Matlack, Wissa collaborate with researchers at Wright-Patterson
The Air Force Research Lab (AFRL) Summer Faculty Fellowship Program allows faculty and their students to do research residencies at participating bases while collaborating with AFRL researchers.
Matlack and one of her students spent eight weeks on the base. During this time, they worked to develop new active metamaterials, i.e. materials that are engineered to have properties that are not naturally occurring. Matlack’s focus was on creating metamaterials with tunable vibration transmission.
She said she enjoyed the opportunity to build connections while collaborating with Wright-Patterson researchers. “On a typical day, I spent a lot of time working directly in the lab, running experiments, or fabricating samples,” Matlack said. “I met with researchers and discussed research ideas and directions with them.”
By the end of her eight weeks, Matlack not only had made progress toward the advancement of the metamaterials, but also had a better understanding of ways in which research thrusts within Air Force labs align with research here at Illinois. She is currently in the process of publishing her results from the summer’s study.
For Aimy Wissa, the 2018 fellowship was her second time working at Wright-Patterson. She spent 10 weeks there with two students, working on a study entitled, “Adaptive and Compliant Wingtip Devices enabled by Additive Manufacturing and Smart Materials.”
Unlike the fixed tips on the wings of an airplane, birds’ wingtips have feathers that can bend and twist, as well as change angles relative to each other to create a slotted surface. The goal of Wissa’s research was to determine whether implementing a segmented and adaptive wingtip device inspired by feathers would improve the flight performance of unmanned air vehicles.

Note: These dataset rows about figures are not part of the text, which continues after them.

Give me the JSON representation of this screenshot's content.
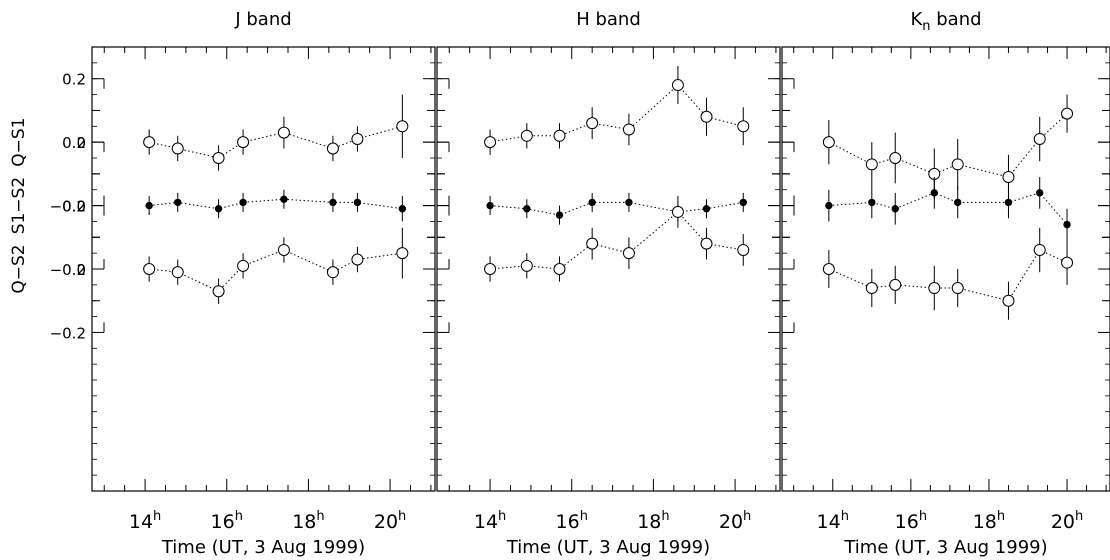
{
  "chart_data": {
    "type": "scatter",
    "x_unit": "hours UT",
    "xlim": [
      12.7,
      21.1
    ],
    "x_ticks": [
      14,
      16,
      18,
      20
    ],
    "x_tick_label_superscript": "h",
    "xlabel": "Time (UT, 3 Aug 1999)",
    "ylim": [
      -0.9,
      0.5
    ],
    "strips": [
      {
        "id": "QS1",
        "ylabel": "Q−S1",
        "offset": 0.2,
        "tick_labels": [
          [
            "0.2",
            0.2
          ],
          [
            "0",
            0
          ],
          [
            "−0.2",
            -0.2
          ]
        ],
        "marker": "open",
        "errors": true
      },
      {
        "id": "S1S2",
        "ylabel": "S1−S2",
        "offset": 0.0,
        "tick_labels": [
          [
            "0.2",
            0.2
          ],
          [
            "0",
            0
          ],
          [
            "−0.2",
            -0.2
          ]
        ],
        "marker": "filled",
        "errors": true
      },
      {
        "id": "QS2",
        "ylabel": "Q−S2",
        "offset": -0.2,
        "tick_labels": [
          [
            "0.2",
            0.2
          ],
          [
            "0",
            0
          ],
          [
            "−0.2",
            -0.2
          ]
        ],
        "marker": "open",
        "errors": true
      }
    ],
    "panels": [
      {
        "title_main": "J band",
        "title_sub": "",
        "x": [
          14.1,
          14.8,
          15.8,
          16.4,
          17.4,
          18.6,
          19.2,
          20.3
        ],
        "series": [
          {
            "strip": "QS1",
            "values": [
              0.0,
              -0.02,
              -0.05,
              0.0,
              0.03,
              -0.02,
              0.01,
              0.05
            ],
            "errors": [
              0.04,
              0.04,
              0.04,
              0.04,
              0.05,
              0.04,
              0.04,
              0.1
            ]
          },
          {
            "strip": "S1S2",
            "values": [
              0.0,
              0.01,
              -0.01,
              0.01,
              0.02,
              0.01,
              0.01,
              -0.01
            ],
            "errors": [
              0.03,
              0.03,
              0.03,
              0.03,
              0.03,
              0.03,
              0.03,
              0.04
            ]
          },
          {
            "strip": "QS2",
            "values": [
              0.0,
              -0.01,
              -0.07,
              0.01,
              0.06,
              -0.01,
              0.03,
              0.05
            ],
            "errors": [
              0.04,
              0.04,
              0.04,
              0.04,
              0.04,
              0.04,
              0.04,
              0.08
            ]
          }
        ]
      },
      {
        "title_main": "H band",
        "title_sub": "",
        "x": [
          14.0,
          14.9,
          15.7,
          16.5,
          17.4,
          18.6,
          19.3,
          20.2
        ],
        "series": [
          {
            "strip": "QS1",
            "values": [
              0.0,
              0.02,
              0.02,
              0.06,
              0.04,
              0.18,
              0.08,
              0.05
            ],
            "errors": [
              0.04,
              0.04,
              0.04,
              0.05,
              0.05,
              0.06,
              0.06,
              0.06
            ]
          },
          {
            "strip": "S1S2",
            "values": [
              0.0,
              -0.01,
              -0.03,
              0.01,
              0.01,
              -0.02,
              -0.01,
              0.01
            ],
            "errors": [
              0.03,
              0.03,
              0.03,
              0.03,
              0.03,
              0.03,
              0.03,
              0.03
            ]
          },
          {
            "strip": "QS2",
            "values": [
              0.0,
              0.01,
              0.0,
              0.08,
              0.05,
              0.18,
              0.08,
              0.06
            ],
            "errors": [
              0.04,
              0.04,
              0.04,
              0.05,
              0.05,
              0.05,
              0.05,
              0.05
            ]
          }
        ]
      },
      {
        "title_main": "K",
        "title_sub": "n",
        "title_rest": " band",
        "x": [
          13.9,
          15.0,
          15.6,
          16.6,
          17.2,
          18.5,
          19.3,
          20.0
        ],
        "series": [
          {
            "strip": "QS1",
            "values": [
              0.0,
              -0.07,
              -0.05,
              -0.1,
              -0.07,
              -0.11,
              0.01,
              0.09
            ],
            "errors": [
              0.07,
              0.07,
              0.08,
              0.08,
              0.08,
              0.07,
              0.07,
              0.06
            ]
          },
          {
            "strip": "S1S2",
            "values": [
              0.0,
              0.01,
              -0.01,
              0.04,
              0.01,
              0.01,
              0.04,
              -0.06
            ],
            "errors": [
              0.05,
              0.05,
              0.05,
              0.05,
              0.05,
              0.05,
              0.05,
              0.05
            ]
          },
          {
            "strip": "QS2",
            "values": [
              0.0,
              -0.06,
              -0.05,
              -0.06,
              -0.06,
              -0.1,
              0.06,
              0.02
            ],
            "errors": [
              0.06,
              0.06,
              0.06,
              0.07,
              0.06,
              0.06,
              0.07,
              0.07
            ]
          }
        ]
      }
    ]
  }
}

Her group’s research was divided into focusing on three key aspects of the wingtip devices. The group analyzed the aerodynamic effects through modeling and wind tunnel testing. They also designed and 3D-printed composite beams that could bend and twist under aerodynamic loading. The beams were then tested experimentally and analyzed using finite element analysis. Lastly, bistable structures were designed to control the spacing between different wing segments while minimizing the actuation requirement.
By the end of the fellowship, Wissa’s group showed that implementing the adaptive wingtip devices causes lift enhancement in the aircraft’s performance. Through both experiment and analysis, they also demonstrated the feasibility of passively coupling the bending-torsion response of the composite wingtips. Their results were recently published and they are preparing several publications with AFRL collaborators.
Both Wissa and Matlack appreciated the opportunity the fellowship provided their students for networking and experience outside of campus.
“On campus, students get trained to do classes and work in the labs, and experience research in an academic setting,” Wissa said. “At Wright-Patterson, they get to experience a different environment for conducting research, so they learn to adapt and also discover which environment might align more with their career plans.”
Both professors also valued the connections they made during their time on base.
“The connections with the people at the Air Force Research Lab were the most important aspect of the fellowship,” said Matlack, who plans to continue her work with collaborators at the base.
“For me, the fellowship increased and strengthened those networks I have with the researchers at the Air Force Research Lab,” Wissa said. “You get great outcomes both technically and professionally, and I think that’s what’s really powerful about this fellowship.”